For the sake of transparency, while in this post I’m mostly trying to identify a diagnosis, in the longer term I expect to try to do political advocacy as well. And it’s reasonable to expect that people like me who are willing to break the taboo for the purposes of diagnosis will be more sympathetic to ethnonationalism in their advocacy than people who aren’t. For example, I’ve previously argued on twitter that South Africa should have split into two roughly-ethnonationalist states in the 90s, instead of doing what they actually did.
However, I expect that the best ways of fixing western countries won’t involve very much ethnonationalism by historical standards, because it’s a very blunt tool. Also, I suspect that breaking the taboo now will actually lead to less ethnonationalism in the long term. For example, even a little bit more ethnonationalism would plausibly have made European immigration policies much less insane over the last few decades, which would then have prevented a lot of the political polarization we’re seeing today.
This is a thoughtful comment, I appreciate it, and I’ll reply when I have more time (hopefully in a few days).
Thanks for the extensive comment. I’m not sure it’s productive to debate this much on the object level. The main thing I want to highlight is that this is a very good example of how the taboo that I discussed above operates.
On most issues, people (and especially LWers) are generally open to thinking about the benefits and costs of each stance, since tradeoffs are real.
However, in the case of ethnonationalism, even discussing the taboo on it (without explicitly advocating for it) was enough to trigger a kind of zero-tolerance attitude in your comment.

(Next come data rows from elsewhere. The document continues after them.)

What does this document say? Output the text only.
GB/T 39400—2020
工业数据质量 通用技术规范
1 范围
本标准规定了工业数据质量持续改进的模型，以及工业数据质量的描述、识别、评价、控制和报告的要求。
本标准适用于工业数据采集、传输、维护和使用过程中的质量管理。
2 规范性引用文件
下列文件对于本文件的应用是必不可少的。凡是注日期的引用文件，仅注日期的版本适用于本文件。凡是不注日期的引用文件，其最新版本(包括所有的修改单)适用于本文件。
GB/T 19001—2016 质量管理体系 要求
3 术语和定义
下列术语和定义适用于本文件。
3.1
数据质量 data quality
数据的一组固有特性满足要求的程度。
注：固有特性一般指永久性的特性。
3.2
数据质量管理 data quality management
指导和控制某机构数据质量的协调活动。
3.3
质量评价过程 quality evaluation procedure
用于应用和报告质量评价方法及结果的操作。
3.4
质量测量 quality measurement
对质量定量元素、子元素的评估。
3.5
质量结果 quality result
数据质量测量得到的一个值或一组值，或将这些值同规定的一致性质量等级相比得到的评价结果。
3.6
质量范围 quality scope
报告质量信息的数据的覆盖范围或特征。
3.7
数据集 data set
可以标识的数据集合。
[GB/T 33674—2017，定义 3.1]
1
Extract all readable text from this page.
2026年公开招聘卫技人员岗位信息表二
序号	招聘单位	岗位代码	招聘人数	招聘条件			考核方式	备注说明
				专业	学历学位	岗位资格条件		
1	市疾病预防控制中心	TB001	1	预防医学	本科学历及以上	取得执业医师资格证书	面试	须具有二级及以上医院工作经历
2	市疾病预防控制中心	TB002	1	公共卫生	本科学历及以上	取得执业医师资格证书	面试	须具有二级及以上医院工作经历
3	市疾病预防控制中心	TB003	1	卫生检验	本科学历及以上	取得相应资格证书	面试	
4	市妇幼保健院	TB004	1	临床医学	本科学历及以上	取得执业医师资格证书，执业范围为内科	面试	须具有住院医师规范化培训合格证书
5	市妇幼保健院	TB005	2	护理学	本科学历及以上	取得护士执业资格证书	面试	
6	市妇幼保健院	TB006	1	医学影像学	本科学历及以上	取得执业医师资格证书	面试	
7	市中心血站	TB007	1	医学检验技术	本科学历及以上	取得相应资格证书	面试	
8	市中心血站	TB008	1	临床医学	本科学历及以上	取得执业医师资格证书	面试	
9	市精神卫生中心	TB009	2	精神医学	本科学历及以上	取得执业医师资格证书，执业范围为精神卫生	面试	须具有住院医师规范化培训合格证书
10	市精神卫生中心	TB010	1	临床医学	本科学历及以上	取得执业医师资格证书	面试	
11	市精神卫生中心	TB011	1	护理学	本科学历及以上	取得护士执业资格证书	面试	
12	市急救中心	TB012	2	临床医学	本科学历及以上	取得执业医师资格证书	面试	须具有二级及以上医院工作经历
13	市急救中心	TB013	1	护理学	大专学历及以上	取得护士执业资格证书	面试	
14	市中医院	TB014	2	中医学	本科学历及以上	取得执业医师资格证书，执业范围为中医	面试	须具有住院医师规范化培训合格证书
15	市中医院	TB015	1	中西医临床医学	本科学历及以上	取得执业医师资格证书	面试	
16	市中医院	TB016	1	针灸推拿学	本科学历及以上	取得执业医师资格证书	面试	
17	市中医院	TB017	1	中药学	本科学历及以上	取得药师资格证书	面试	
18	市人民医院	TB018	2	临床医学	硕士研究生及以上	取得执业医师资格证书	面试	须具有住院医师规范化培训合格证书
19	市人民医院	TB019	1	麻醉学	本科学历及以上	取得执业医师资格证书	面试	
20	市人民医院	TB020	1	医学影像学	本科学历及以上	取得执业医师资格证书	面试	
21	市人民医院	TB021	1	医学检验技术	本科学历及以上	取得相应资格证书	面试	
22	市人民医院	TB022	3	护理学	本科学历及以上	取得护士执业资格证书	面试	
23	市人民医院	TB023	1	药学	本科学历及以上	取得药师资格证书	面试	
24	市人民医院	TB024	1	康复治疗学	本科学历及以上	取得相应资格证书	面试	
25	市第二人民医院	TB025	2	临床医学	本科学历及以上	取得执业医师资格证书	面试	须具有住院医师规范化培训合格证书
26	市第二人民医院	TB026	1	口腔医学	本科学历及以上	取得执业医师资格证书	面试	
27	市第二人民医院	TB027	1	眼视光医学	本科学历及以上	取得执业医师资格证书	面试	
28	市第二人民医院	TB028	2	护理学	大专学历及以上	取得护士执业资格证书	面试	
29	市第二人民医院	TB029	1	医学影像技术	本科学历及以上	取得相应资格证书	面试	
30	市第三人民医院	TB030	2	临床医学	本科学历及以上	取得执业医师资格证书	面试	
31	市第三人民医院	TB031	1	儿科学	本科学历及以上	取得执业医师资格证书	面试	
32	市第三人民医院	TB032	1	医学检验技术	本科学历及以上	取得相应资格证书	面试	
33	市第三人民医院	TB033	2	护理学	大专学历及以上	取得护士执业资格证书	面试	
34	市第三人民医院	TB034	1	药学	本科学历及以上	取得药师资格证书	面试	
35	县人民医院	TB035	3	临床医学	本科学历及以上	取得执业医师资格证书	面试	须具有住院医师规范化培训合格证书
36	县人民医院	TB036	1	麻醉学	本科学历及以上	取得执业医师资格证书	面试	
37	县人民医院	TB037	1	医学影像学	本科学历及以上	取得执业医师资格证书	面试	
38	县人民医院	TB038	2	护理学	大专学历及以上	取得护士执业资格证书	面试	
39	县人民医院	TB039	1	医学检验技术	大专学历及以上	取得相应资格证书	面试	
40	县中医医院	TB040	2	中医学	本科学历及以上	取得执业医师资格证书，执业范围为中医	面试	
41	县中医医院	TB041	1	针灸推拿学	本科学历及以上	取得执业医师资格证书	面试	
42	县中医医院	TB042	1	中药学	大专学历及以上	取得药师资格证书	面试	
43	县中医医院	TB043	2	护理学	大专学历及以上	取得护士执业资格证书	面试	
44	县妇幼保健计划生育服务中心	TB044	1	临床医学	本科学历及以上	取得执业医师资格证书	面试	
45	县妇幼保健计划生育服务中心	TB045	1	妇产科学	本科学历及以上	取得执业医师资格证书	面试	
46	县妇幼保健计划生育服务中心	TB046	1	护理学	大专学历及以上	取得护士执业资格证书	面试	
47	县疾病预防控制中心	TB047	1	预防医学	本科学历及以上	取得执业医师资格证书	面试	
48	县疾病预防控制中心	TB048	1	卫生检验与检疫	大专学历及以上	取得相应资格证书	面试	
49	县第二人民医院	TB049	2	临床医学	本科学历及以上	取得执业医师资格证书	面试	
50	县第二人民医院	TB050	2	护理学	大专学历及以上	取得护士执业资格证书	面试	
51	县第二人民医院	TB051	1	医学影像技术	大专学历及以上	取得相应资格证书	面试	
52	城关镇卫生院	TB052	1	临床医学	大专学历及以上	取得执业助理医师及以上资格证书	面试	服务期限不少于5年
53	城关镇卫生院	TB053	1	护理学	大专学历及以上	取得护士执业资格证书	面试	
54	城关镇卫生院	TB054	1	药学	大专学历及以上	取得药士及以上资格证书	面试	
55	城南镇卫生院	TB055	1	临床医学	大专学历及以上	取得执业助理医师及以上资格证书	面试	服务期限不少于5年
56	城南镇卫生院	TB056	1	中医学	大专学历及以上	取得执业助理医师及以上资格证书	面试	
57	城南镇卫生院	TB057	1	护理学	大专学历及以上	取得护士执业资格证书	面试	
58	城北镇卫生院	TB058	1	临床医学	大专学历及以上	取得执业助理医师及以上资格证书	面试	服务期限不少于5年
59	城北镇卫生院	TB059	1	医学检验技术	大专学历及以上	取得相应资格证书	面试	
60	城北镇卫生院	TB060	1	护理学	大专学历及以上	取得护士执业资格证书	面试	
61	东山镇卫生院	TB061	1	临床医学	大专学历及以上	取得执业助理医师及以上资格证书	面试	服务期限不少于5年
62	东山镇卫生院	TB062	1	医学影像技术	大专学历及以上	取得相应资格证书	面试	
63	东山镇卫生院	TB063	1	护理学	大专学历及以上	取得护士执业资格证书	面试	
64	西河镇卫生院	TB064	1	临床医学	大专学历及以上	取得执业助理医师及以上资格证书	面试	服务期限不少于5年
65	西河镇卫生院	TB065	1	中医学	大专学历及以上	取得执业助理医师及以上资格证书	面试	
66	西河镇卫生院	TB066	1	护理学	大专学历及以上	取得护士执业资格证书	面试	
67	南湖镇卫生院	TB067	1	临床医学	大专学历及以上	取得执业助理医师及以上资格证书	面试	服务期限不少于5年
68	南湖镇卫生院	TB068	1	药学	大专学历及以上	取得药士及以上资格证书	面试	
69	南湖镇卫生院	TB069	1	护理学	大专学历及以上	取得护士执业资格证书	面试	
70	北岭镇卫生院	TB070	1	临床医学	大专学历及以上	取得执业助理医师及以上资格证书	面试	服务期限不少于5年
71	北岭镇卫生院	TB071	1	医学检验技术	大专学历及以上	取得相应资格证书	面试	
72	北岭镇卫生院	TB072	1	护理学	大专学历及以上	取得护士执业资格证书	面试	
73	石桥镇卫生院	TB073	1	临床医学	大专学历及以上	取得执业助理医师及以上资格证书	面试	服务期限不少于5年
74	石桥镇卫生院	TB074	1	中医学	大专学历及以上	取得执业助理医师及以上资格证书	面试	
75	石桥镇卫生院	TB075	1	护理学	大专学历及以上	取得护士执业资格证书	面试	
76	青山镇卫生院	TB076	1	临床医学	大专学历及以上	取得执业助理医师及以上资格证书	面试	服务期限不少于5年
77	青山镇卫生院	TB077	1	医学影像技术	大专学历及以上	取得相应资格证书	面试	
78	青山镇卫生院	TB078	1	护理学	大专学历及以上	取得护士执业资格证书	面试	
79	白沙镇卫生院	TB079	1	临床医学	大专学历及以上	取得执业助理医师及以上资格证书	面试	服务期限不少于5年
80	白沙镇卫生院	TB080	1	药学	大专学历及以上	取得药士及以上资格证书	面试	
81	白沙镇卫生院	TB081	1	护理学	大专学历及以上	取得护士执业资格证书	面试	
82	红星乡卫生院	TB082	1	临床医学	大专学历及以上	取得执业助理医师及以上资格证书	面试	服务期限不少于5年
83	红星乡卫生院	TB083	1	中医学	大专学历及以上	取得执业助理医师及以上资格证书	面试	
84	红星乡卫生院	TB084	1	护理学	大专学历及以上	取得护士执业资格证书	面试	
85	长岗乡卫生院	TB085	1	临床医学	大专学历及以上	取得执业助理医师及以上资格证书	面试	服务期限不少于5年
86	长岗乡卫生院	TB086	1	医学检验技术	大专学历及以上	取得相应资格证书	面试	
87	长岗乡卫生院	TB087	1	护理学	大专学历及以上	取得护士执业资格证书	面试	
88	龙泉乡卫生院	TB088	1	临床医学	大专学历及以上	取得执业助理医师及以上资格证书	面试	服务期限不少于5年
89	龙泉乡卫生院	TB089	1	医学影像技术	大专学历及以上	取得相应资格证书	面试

This is all the more striking because the main historical opponent of ethnonationalist regimes was globalist communism, which also led to large-scale atrocities. Yet when people defend a “socialist” or “egalitarian” cluster of ideas, that doesn’t lead to anywhere near this level of visceral response.
My main bid here is for readers to notice that there is a striking asymmetry in how we think about and discuss 20th century history, which is best explained via the thing I hypothesized above: a strong taboo on ethnonationalism in the wake of WW2, which has then distorted our ability to think about many other issues.
For the most obvious example, for the life of me I cannot understand how leaving the gold standard makes a culture less appreciative of any kind of moral virtue, unless you equate two very different senses of the word “value”.
Might reply to the rest later but just to respond to what you call “the most obvious example”: consider a company which has a difficult time evaluating how well its employees are performing (i.e. most of them). Some employees will work hard even when they won’t directly be rewarded for that, because they consider it virtuous to do so. However, if you then add to their team a bunch of other people who are rewarded for slacking off, the hard-working employees may become demotivated and feel like they’re chumps for even trying to be virtuous.
The extent to which modern governments hand out money causes a similar effect across western societies (edited: for example, if many people around you are receiving welfare, then working hard yourself is less motivating). They would not be as able to do this as much if their currencies were still on the gold standard, because it would be more obvious that they are insolvent.
You should probably link some posts, it’s hard to discuss this so abstractly. And popular rationalist thinkers should be able to handle their posts being called mediocre (especially highly-upvoted ones).